Elsewhere in Indonesia, a West Javan community has taken it upon themselves to turn an area of their slum into a bonsai garden. The collection of miniature trees transformed a once run-down and dangerous space into a place of leisure and community.
Adding green infrastructure, such as urban gardens and green roofs, to underused or abandoned spaces is one way to inject greenery into Asia’s dense cities. But greening the city should not come at the cost of social equity. In Mumbai, high-end development in mangrove areas has forced out the surrounding community. As green amenities expand across cities, they tend to drive up housing prices and push out low income or informal residents without land and legal rights.
Local leaders and urban planners need to consult and involve communities in making green spaces accessible and fair. This also allows their communities to feel more ownership and pride in maintaining such spaces, while helping bridge the gap between the city’s haves and have-nots.
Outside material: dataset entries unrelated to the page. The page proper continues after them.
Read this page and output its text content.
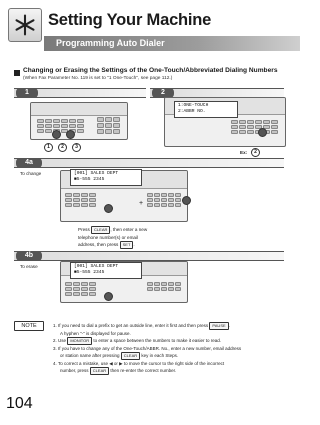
Setting Your Machine
Programming Auto Dialer
Changing or Erasing the Settings of the One-Touch/Abbreviated Dialing Numbers
(When Fax Parameter No. 119 is set to "1 One-Touch", see page 112.)
1	2
1	2	3
1:ONE-TOUCH
2:ABBR NO.
Ex:	2
4a
To change	[001] SALES DEPT
■5-555 2345
+
Press CLEAR , then enter a new
telephone number(s) or email
address, then press SET .
4b
To erase	[001] SALES DEPT
■5-555 2345
NOTE	1. If you need to dial a prefix to get an outside line, enter it first and then press PAUSE .
A hyphen "-" is displayed for pause.
2. Use MONITOR to enter a space between the numbers to make it easier to read.
3. If you have to change any of the One-Touch/ABBR. No., enter a new number, email address
or station name after pressing CLEAR key in each Steps.
4. To correct a mistake, use ◀ or ▶ to move the cursor to the right side of the incorrect
number, press CLEAR then re-enter the correct number.
104
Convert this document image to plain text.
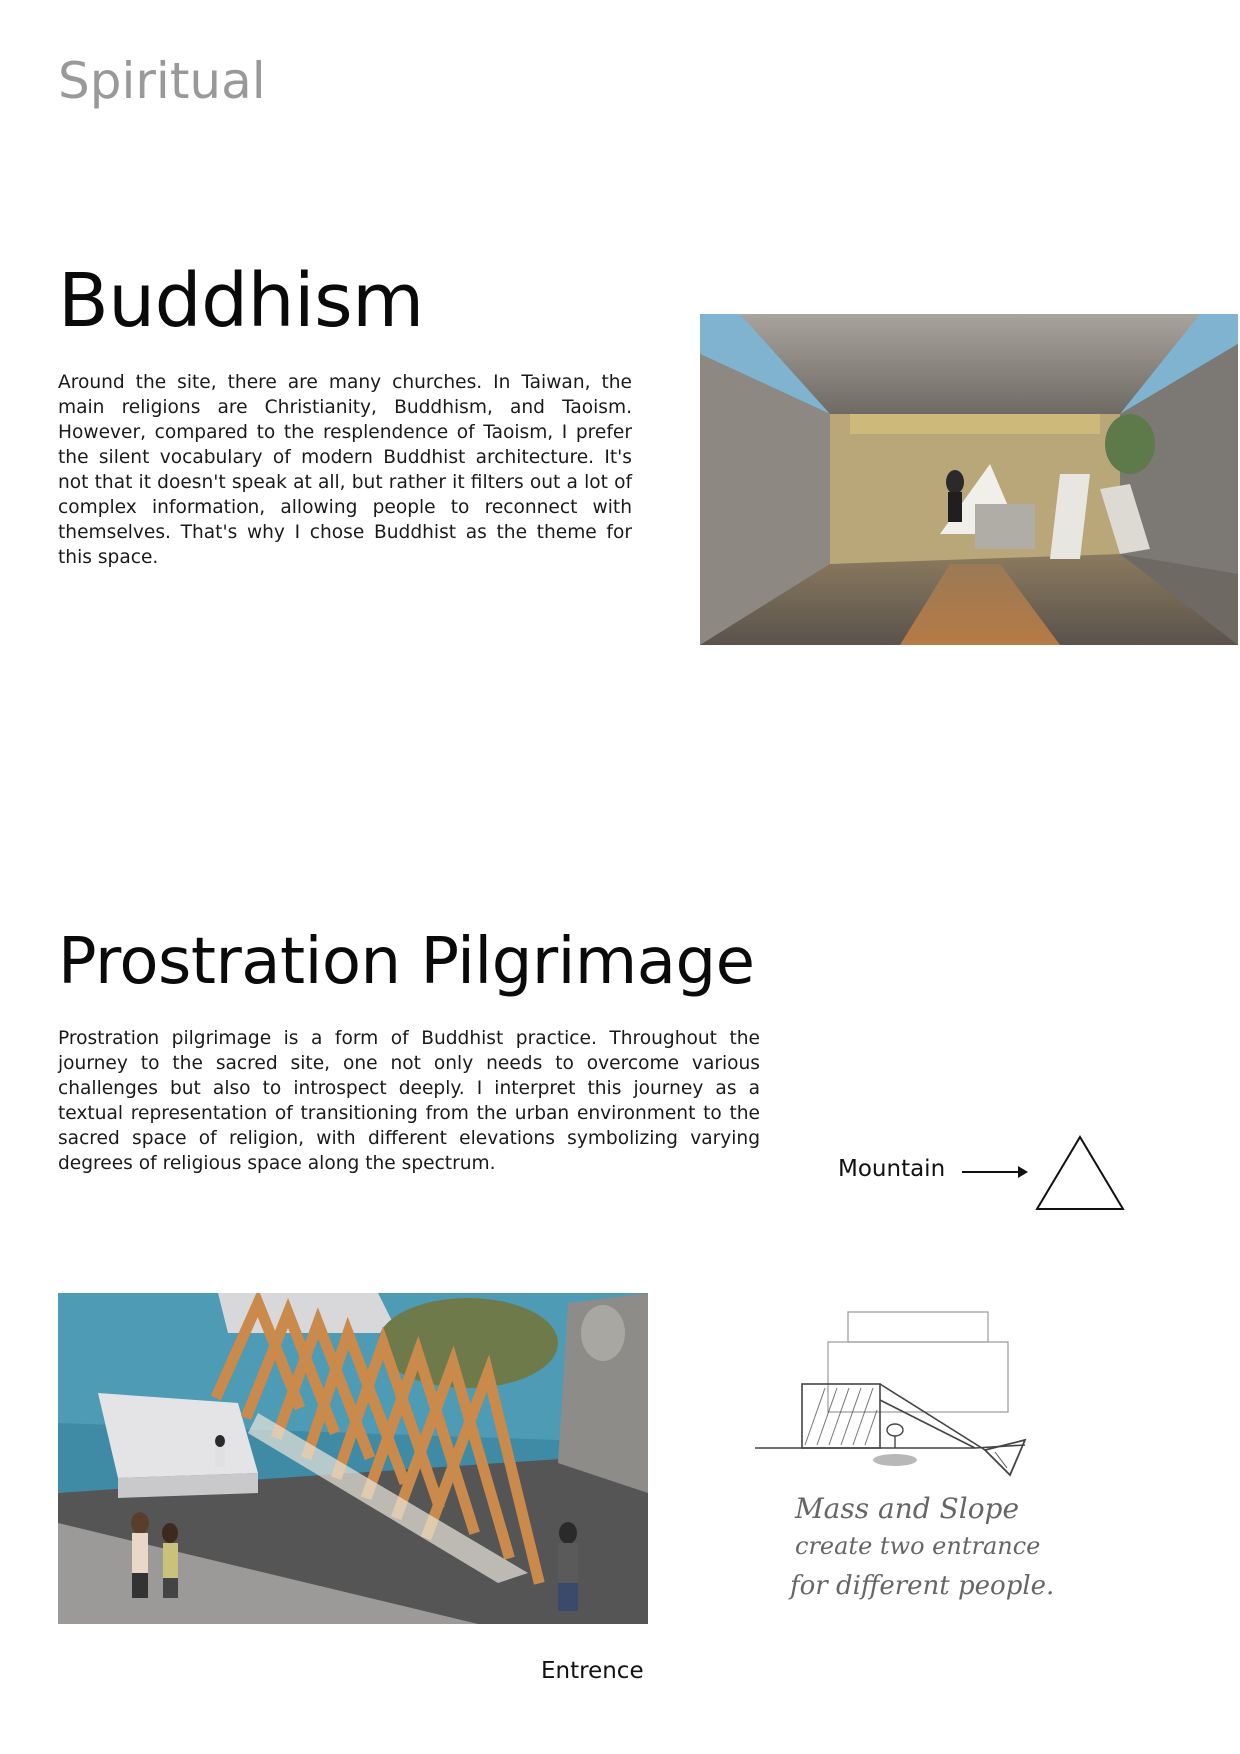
Spiritual
Buddhism

Around the site, there are many churches. In Taiwan, the main religions are Christianity, Buddhism, and Taoism. However, compared to the resplendence of Taoism, I prefer the silent vocabulary of modern Buddhist architecture. It's not that it doesn't speak at all, but rather it filters out a lot of complex information, allowing people to reconnect with themselves. That's why I chose Buddhist as the theme for this space.

Prostration Pilgrimage

Prostration pilgrimage is a form of Buddhist practice. Throughout the journey to the sacred site, one not only needs to overcome various challenges but also to introspect deeply. I interpret this journey as a textual representation of transitioning from the urban environment to the sacred space of religion, with different elevations symbolizing varying degrees of religious space along the spectrum.	Mountain
Entrence
Mass and Slope
create two entrance
for different people.
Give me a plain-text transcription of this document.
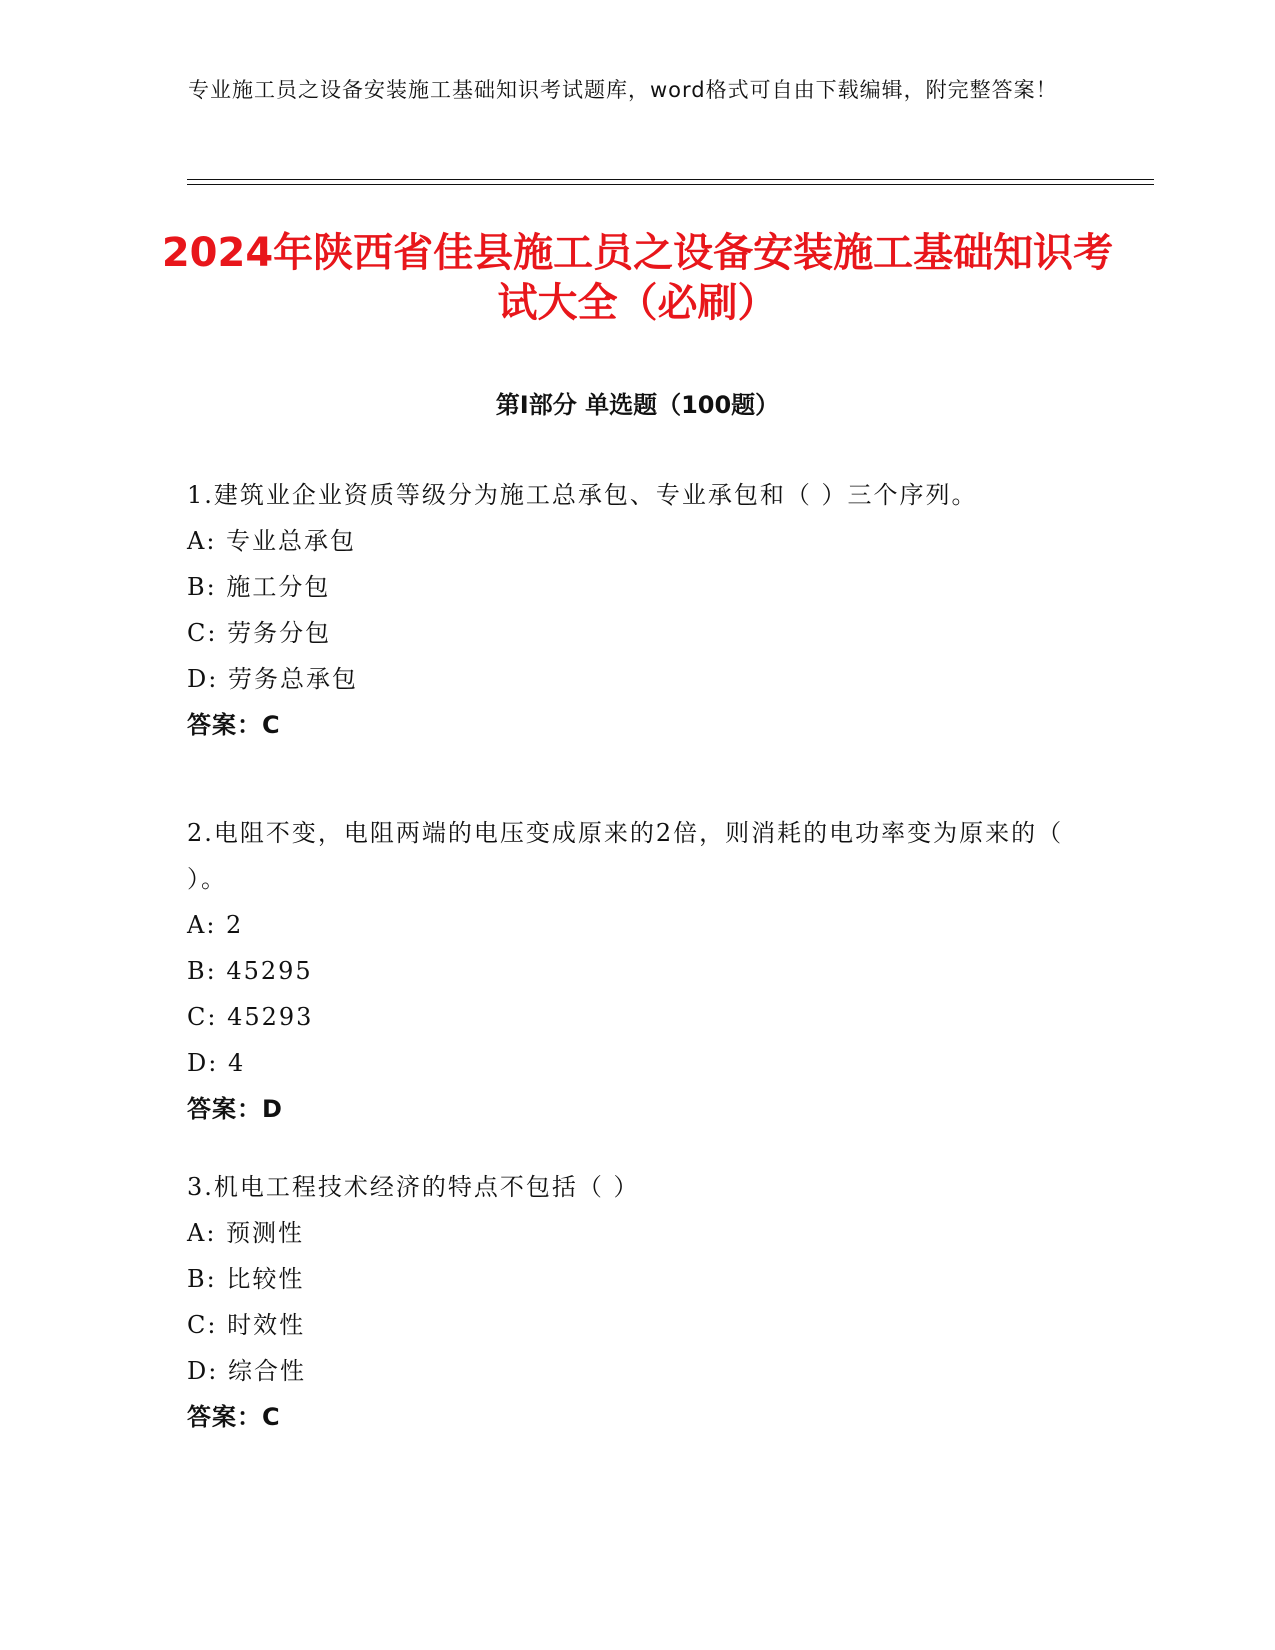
专业施工员之设备安装施工基础知识考试题库，word格式可自由下载编辑，附完整答案！
2024年陕西省佳县施工员之设备安装施工基础知识考试大全（必刷）
第Ⅰ部分 单选题（100题）
1.建筑业企业资质等级分为施工总承包、专业承包和（ ）三个序列。
A: 专业总承包
B: 施工分包
C: 劳务分包
D: 劳务总承包
答案：C
2.电阻不变，电阻两端的电压变成原来的2倍，则消耗的电功率变为原来的（ ）。
A: 2
B: 45295
C: 45293
D: 4
答案：D
3.机电工程技术经济的特点不包括（ ）
A: 预测性
B: 比较性
C: 时效性
D: 综合性
答案：C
As global warming threatens lives around the world—especially in Asia—we’re running out of time to curb emissions. Asia’s need for trees and greenery has never been stronger.
The Intergovernmental Panel on Climate Change (IPCC) predicts that the world is set to blow past the 1.5 degree Celsius warming threshold by 2040. More erratic and extreme weather will soon rage across the globe, with devastating effects on the most vulnerable.
Nearly a third of the world already suffers deadly heat episodes of 20 days or longer each year. More will unless cuts to greenhouse gas emissions are made. By 2050, between 500 to 700 million people in South Asia will likely face a 20 percent higher incidence of lethal heat waves.
Trees and foliage cannot solve everything, but they have become the infrastructure of life and death in the fight against climate change. Equitable green spaces are critical in the fight against rising temperatures, air pollution levels, and mental health crises. Cooped up indoors as the COVID-19 pandemic continues, Asia’s city dwellers need trees more than ever—but they must grow and protect them together.